Enquanto isto, a extrema esquerda pratica uma oposição permanente ao governo socialista, por vezes, confundem inimigo político com adversário político reproduzindo praticamente o mesmo discurso da direita. Em vez de fazer criticas construtiva e elaborar propostas que possam oferecer alternativas viáveis para tirar a França da crise econômica e propor outra política de desenvolvimento, eles contribuem para aumentar a divisão no campo da esquerda e sua própria fragilidade no confronto com a direita. Eles não se apresentam como alternativa credível. A perda de muitas municipalidades nas ultimas eleições demonstrou que quando a esquerda não busca elaborar estratégias políticas baseada em algumas convergências que assegure um programa de governabilidade, a direita sai sempre vitoriosa.

Além disso, falta também uma estratégia política para frear o avanço da extrema direita na conquista do eleitorado popular. Pelo menos conjuntamente eles deveriam se questionar porque o discurso da extrema direita ganha legitimidade junto aos meios de comunicação e junto ao eleitorado operário antes a maioria militante do partido comunista francês.  Num momento que a extrema direita avança na conquista do poder os partidos de esquerda se dividem quanto à estratégia política para pressionar o governo socialista a corrigir sua guinada ideológica à direita sabendo que muitos militantes socialistas segundo pesquisas desaprovam a posição atual do governo.

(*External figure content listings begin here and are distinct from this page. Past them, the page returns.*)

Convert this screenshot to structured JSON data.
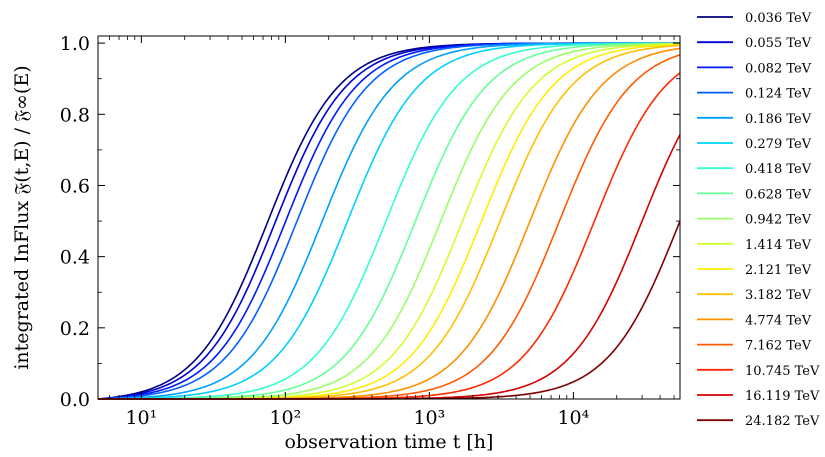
{
  "chart_data": {
    "type": "line",
    "xlabel": "observation time t [h]",
    "ylabel": "integrated InFlux 𝔉(t,E) / 𝔉∞(E)",
    "xscale": "log",
    "xlim": [
      5,
      55000
    ],
    "ylim": [
      0.0,
      1.02
    ],
    "xticks": [
      {
        "value": 10,
        "label": "10¹"
      },
      {
        "value": 100,
        "label": "10²"
      },
      {
        "value": 1000,
        "label": "10³"
      },
      {
        "value": 10000,
        "label": "10⁴"
      }
    ],
    "yticks": [
      {
        "value": 0.0,
        "label": "0.0"
      },
      {
        "value": 0.2,
        "label": "0.2"
      },
      {
        "value": 0.4,
        "label": "0.4"
      },
      {
        "value": 0.6,
        "label": "0.6"
      },
      {
        "value": 0.8,
        "label": "0.8"
      },
      {
        "value": 1.0,
        "label": "1.0"
      }
    ],
    "grid": false,
    "legend_position": "right",
    "series": [
      {
        "name": "0.036 TeV",
        "color": "#00007f",
        "t_half": 75
      },
      {
        "name": "0.055 TeV",
        "color": "#0000d4",
        "t_half": 85
      },
      {
        "name": "0.082 TeV",
        "color": "#0018ff",
        "t_half": 100
      },
      {
        "name": "0.124 TeV",
        "color": "#0060ff",
        "t_half": 120
      },
      {
        "name": "0.186 TeV",
        "color": "#00a0ff",
        "t_half": 180
      },
      {
        "name": "0.279 TeV",
        "color": "#00d0ff",
        "t_half": 270
      },
      {
        "name": "0.418 TeV",
        "color": "#33ffd0",
        "t_half": 500
      },
      {
        "name": "0.628 TeV",
        "color": "#66ff9a",
        "t_half": 800
      },
      {
        "name": "0.942 TeV",
        "color": "#9aff66",
        "t_half": 1200
      },
      {
        "name": "1.414 TeV",
        "color": "#d0ff30",
        "t_half": 1700
      },
      {
        "name": "2.121 TeV",
        "color": "#ffee00",
        "t_half": 2300
      },
      {
        "name": "3.182 TeV",
        "color": "#ffc000",
        "t_half": 3100
      },
      {
        "name": "4.774 TeV",
        "color": "#ff9000",
        "t_half": 5000
      },
      {
        "name": "7.162 TeV",
        "color": "#ff5a00",
        "t_half": 8000
      },
      {
        "name": "10.745 TeV",
        "color": "#ff2a00",
        "t_half": 14000
      },
      {
        "name": "16.119 TeV",
        "color": "#d40000",
        "t_half": 30000
      },
      {
        "name": "24.182 TeV",
        "color": "#7f0000",
        "t_half": 55000
      }
    ]
  }
}
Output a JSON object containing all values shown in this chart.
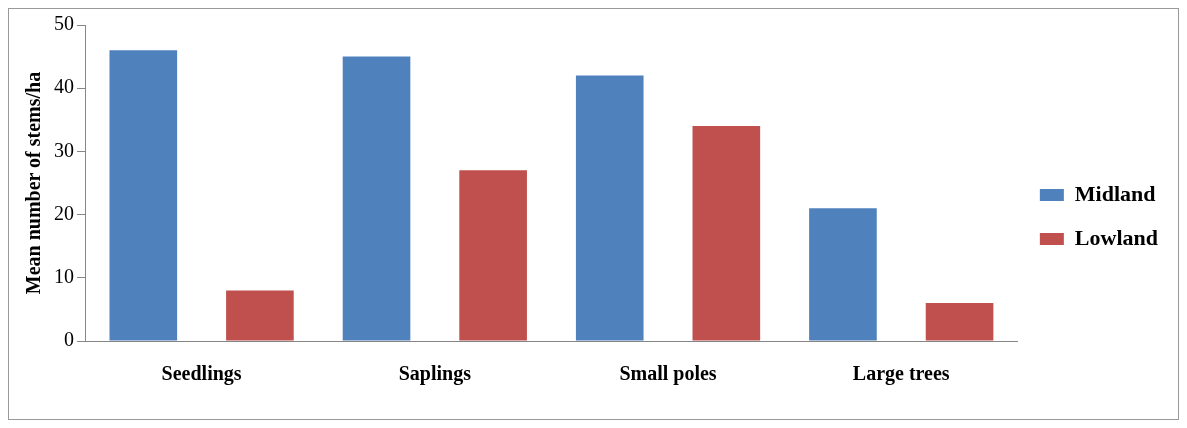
{
  "chart_data": {
    "type": "bar",
    "ylabel": "Mean number of stems/ha",
    "categories": [
      "Seedlings",
      "Saplings",
      "Small poles",
      "Large trees"
    ],
    "series": [
      {
        "name": "Midland",
        "color": "#4f81bd",
        "values": [
          46,
          45,
          42,
          21
        ]
      },
      {
        "name": "Lowland",
        "color": "#c0504d",
        "values": [
          8,
          27,
          34,
          6
        ]
      }
    ],
    "ylim": [
      0,
      50
    ],
    "yticks": [
      0,
      10,
      20,
      30,
      40,
      50
    ],
    "grid": false,
    "legend": "right"
  }
}
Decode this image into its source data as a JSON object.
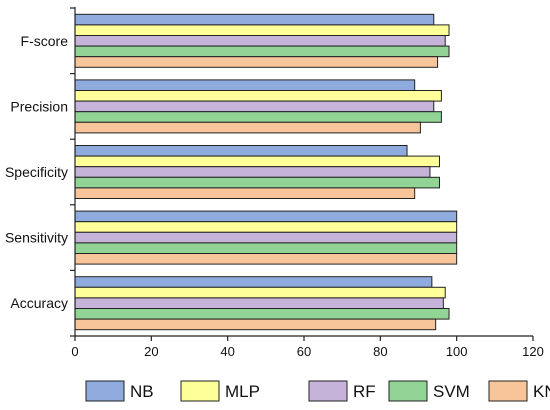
{
  "chart_data": {
    "type": "bar",
    "orientation": "horizontal",
    "categories": [
      "F-score",
      "Precision",
      "Specificity",
      "Sensitivity",
      "Accuracy"
    ],
    "series": [
      {
        "name": "NB",
        "color": "#8FAADC",
        "values": [
          94,
          89,
          87,
          100,
          93.5
        ]
      },
      {
        "name": "MLP",
        "color": "#FFFF99",
        "values": [
          98,
          96,
          95.5,
          100,
          97
        ]
      },
      {
        "name": "RF",
        "color": "#C5B3D9",
        "values": [
          97,
          94,
          93,
          100,
          96.5
        ]
      },
      {
        "name": "SVM",
        "color": "#92D396",
        "values": [
          98,
          96,
          95.5,
          100,
          98
        ]
      },
      {
        "name": "KNN",
        "color": "#F8C59A",
        "values": [
          95,
          90.5,
          89,
          100,
          94.5
        ]
      }
    ],
    "xticks": [
      "0",
      "20",
      "40",
      "60",
      "80",
      "100",
      "120"
    ],
    "xlim": [
      0,
      120
    ],
    "title": "",
    "xlabel": "",
    "ylabel": "",
    "grid": false,
    "legend_position": "bottom"
  }
}
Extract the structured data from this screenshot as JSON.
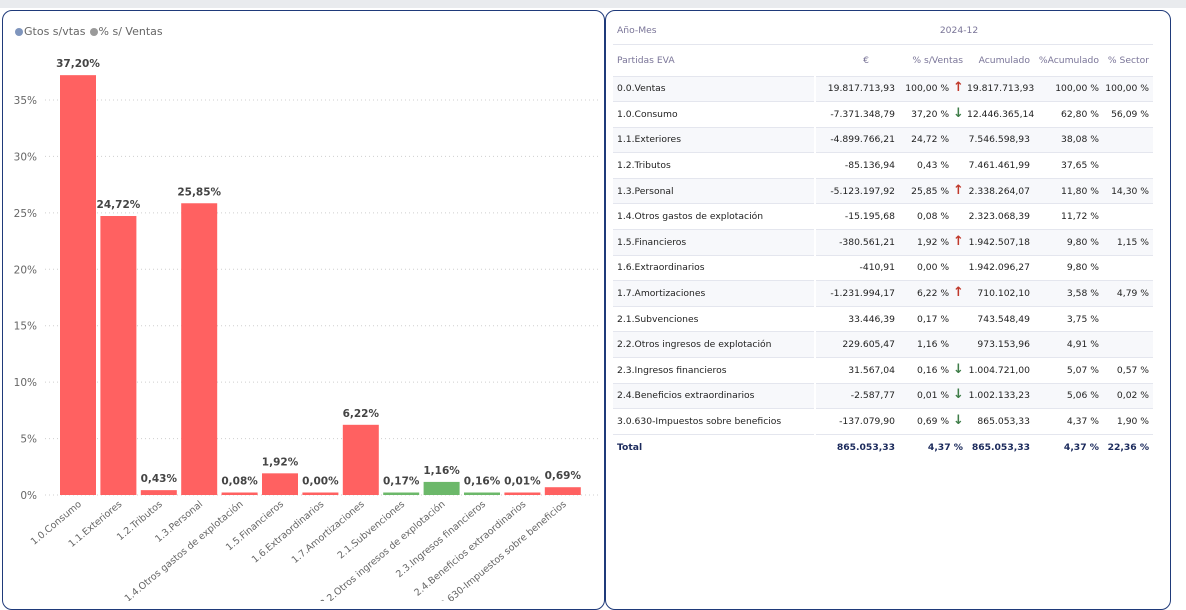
{
  "legend": [
    {
      "label": "Gtos s/vtas",
      "color": "#7f95bd"
    },
    {
      "label": "% s/ Ventas",
      "color": "#9a9a9a"
    }
  ],
  "chart_data": {
    "type": "bar",
    "categories": [
      "1.0.Consumo",
      "1.1.Exteriores",
      "1.2.Tributos",
      "1.3.Personal",
      "1.4.Otros gastos de explotación",
      "1.5.Financieros",
      "1.6.Extraordinarios",
      "1.7.Amortizaciones",
      "2.1.Subvenciones",
      "2.2.Otros ingresos de explotación",
      "2.3.Ingresos financieros",
      "2.4.Beneficios extraordinarios",
      "3.0.630-Impuestos sobre beneficios"
    ],
    "values": [
      37.2,
      24.72,
      0.43,
      25.85,
      0.08,
      1.92,
      0.0,
      6.22,
      0.17,
      1.16,
      0.16,
      0.01,
      0.69
    ],
    "data_labels": [
      "37,20%",
      "24,72%",
      "0,43%",
      "25,85%",
      "0,08%",
      "1,92%",
      "0,00%",
      "6,22%",
      "0,17%",
      "1,16%",
      "0,16%",
      "0,01%",
      "0,69%"
    ],
    "bar_colors": [
      "#ff6161",
      "#ff6161",
      "#ff6161",
      "#ff6161",
      "#ff6161",
      "#ff6161",
      "#ff6161",
      "#ff6161",
      "#6cb86a",
      "#6cb86a",
      "#6cb86a",
      "#ff6161",
      "#ff6161"
    ],
    "yticks": [
      0,
      5,
      10,
      15,
      20,
      25,
      30,
      35
    ],
    "ytick_labels": [
      "0%",
      "5%",
      "10%",
      "15%",
      "20%",
      "25%",
      "30%",
      "35%"
    ],
    "ylim": [
      0,
      40
    ],
    "grid": true,
    "legend_position": "top-left"
  },
  "table": {
    "period_label": "Año-Mes",
    "period": "2024-12",
    "headers": [
      "Partidas EVA",
      "€",
      "% s/Ventas",
      "Acumulado",
      "%Acumulado",
      "% Sector"
    ],
    "rows": [
      {
        "name": "0.0.Ventas",
        "eur": "19.817.713,93",
        "sign": "pos",
        "pct": "100,00 %",
        "arrow": "up",
        "acum": "19.817.713,93",
        "pacum": "100,00 %",
        "sector": "100,00 %"
      },
      {
        "name": "1.0.Consumo",
        "eur": "-7.371.348,79",
        "sign": "neg",
        "pct": "37,20 %",
        "arrow": "down",
        "acum": "12.446.365,14",
        "pacum": "62,80 %",
        "sector": "56,09 %"
      },
      {
        "name": "1.1.Exteriores",
        "eur": "-4.899.766,21",
        "sign": "neg",
        "pct": "24,72 %",
        "arrow": "",
        "acum": "7.546.598,93",
        "pacum": "38,08 %",
        "sector": ""
      },
      {
        "name": "1.2.Tributos",
        "eur": "-85.136,94",
        "sign": "neg",
        "pct": "0,43 %",
        "arrow": "",
        "acum": "7.461.461,99",
        "pacum": "37,65 %",
        "sector": ""
      },
      {
        "name": "1.3.Personal",
        "eur": "-5.123.197,92",
        "sign": "neg",
        "pct": "25,85 %",
        "arrow": "up",
        "acum": "2.338.264,07",
        "pacum": "11,80 %",
        "sector": "14,30 %"
      },
      {
        "name": "1.4.Otros gastos de explotación",
        "eur": "-15.195,68",
        "sign": "neg",
        "pct": "0,08 %",
        "arrow": "",
        "acum": "2.323.068,39",
        "pacum": "11,72 %",
        "sector": ""
      },
      {
        "name": "1.5.Financieros",
        "eur": "-380.561,21",
        "sign": "neg",
        "pct": "1,92 %",
        "arrow": "up",
        "acum": "1.942.507,18",
        "pacum": "9,80 %",
        "sector": "1,15 %"
      },
      {
        "name": "1.6.Extraordinarios",
        "eur": "-410,91",
        "sign": "neg",
        "pct": "0,00 %",
        "arrow": "",
        "acum": "1.942.096,27",
        "pacum": "9,80 %",
        "sector": ""
      },
      {
        "name": "1.7.Amortizaciones",
        "eur": "-1.231.994,17",
        "sign": "neg",
        "pct": "6,22 %",
        "arrow": "up",
        "acum": "710.102,10",
        "pacum": "3,58 %",
        "sector": "4,79 %"
      },
      {
        "name": "2.1.Subvenciones",
        "eur": "33.446,39",
        "sign": "pos",
        "pct": "0,17 %",
        "arrow": "",
        "acum": "743.548,49",
        "pacum": "3,75 %",
        "sector": ""
      },
      {
        "name": "2.2.Otros ingresos de explotación",
        "eur": "229.605,47",
        "sign": "pos",
        "pct": "1,16 %",
        "arrow": "",
        "acum": "973.153,96",
        "pacum": "4,91 %",
        "sector": ""
      },
      {
        "name": "2.3.Ingresos financieros",
        "eur": "31.567,04",
        "sign": "pos",
        "pct": "0,16 %",
        "arrow": "down",
        "acum": "1.004.721,00",
        "pacum": "5,07 %",
        "sector": "0,57 %"
      },
      {
        "name": "2.4.Beneficios extraordinarios",
        "eur": "-2.587,77",
        "sign": "neg",
        "pct": "0,01 %",
        "arrow": "down",
        "acum": "1.002.133,23",
        "pacum": "5,06 %",
        "sector": "0,02 %"
      },
      {
        "name": "3.0.630-Impuestos sobre beneficios",
        "eur": "-137.079,90",
        "sign": "neg",
        "pct": "0,69 %",
        "arrow": "down",
        "acum": "865.053,33",
        "pacum": "4,37 %",
        "sector": "1,90 %"
      }
    ],
    "total": {
      "name": "Total",
      "eur": "865.053,33",
      "pct": "4,37 %",
      "acum": "865.053,33",
      "pacum": "4,37 %",
      "sector": "22,36 %"
    }
  }
}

Nas ultimas décadas a política francesa prima pela racionalidade, seus governos de direita e da social democracia vão aos poucos destruindo o modelo social francês. Lhes falta uma concepção no modo de fazer política, do qual se supõe que todo projeto político dentro de uma sociedade complexa visa a buscar soluções capazes de ordenar de modo mais justo a vida social.

Mesmo sabendo que a política é feita de interesses contraditórios, para um homem de esquerda, o poder teria que ser idealmente justo na busca do bem comum. Porém, o interesse geral, na terra de Jaurés onde os direitos humanos foram proclamados vai sendo aos poucos substituído pelo interesse do grande capital.

Restam três anos ao Presidente François Hollande para reconquistar seu eleitorado e pensar o porquê de sua impopularidade tanto à direita como junto à esquerda, caso contrario, ele enterra por completo o ideal socialista defendido por Jaurés. Nesse ano de aniversario da morte de Jean Jaurés vale à pena lembrar uma de suas frases: A coragem é ir ao ideal e entender a realidade.

Marilza de Melo Foucher é doutora em Economia, jornalista e correspondente do Correio do Brasil em Paris.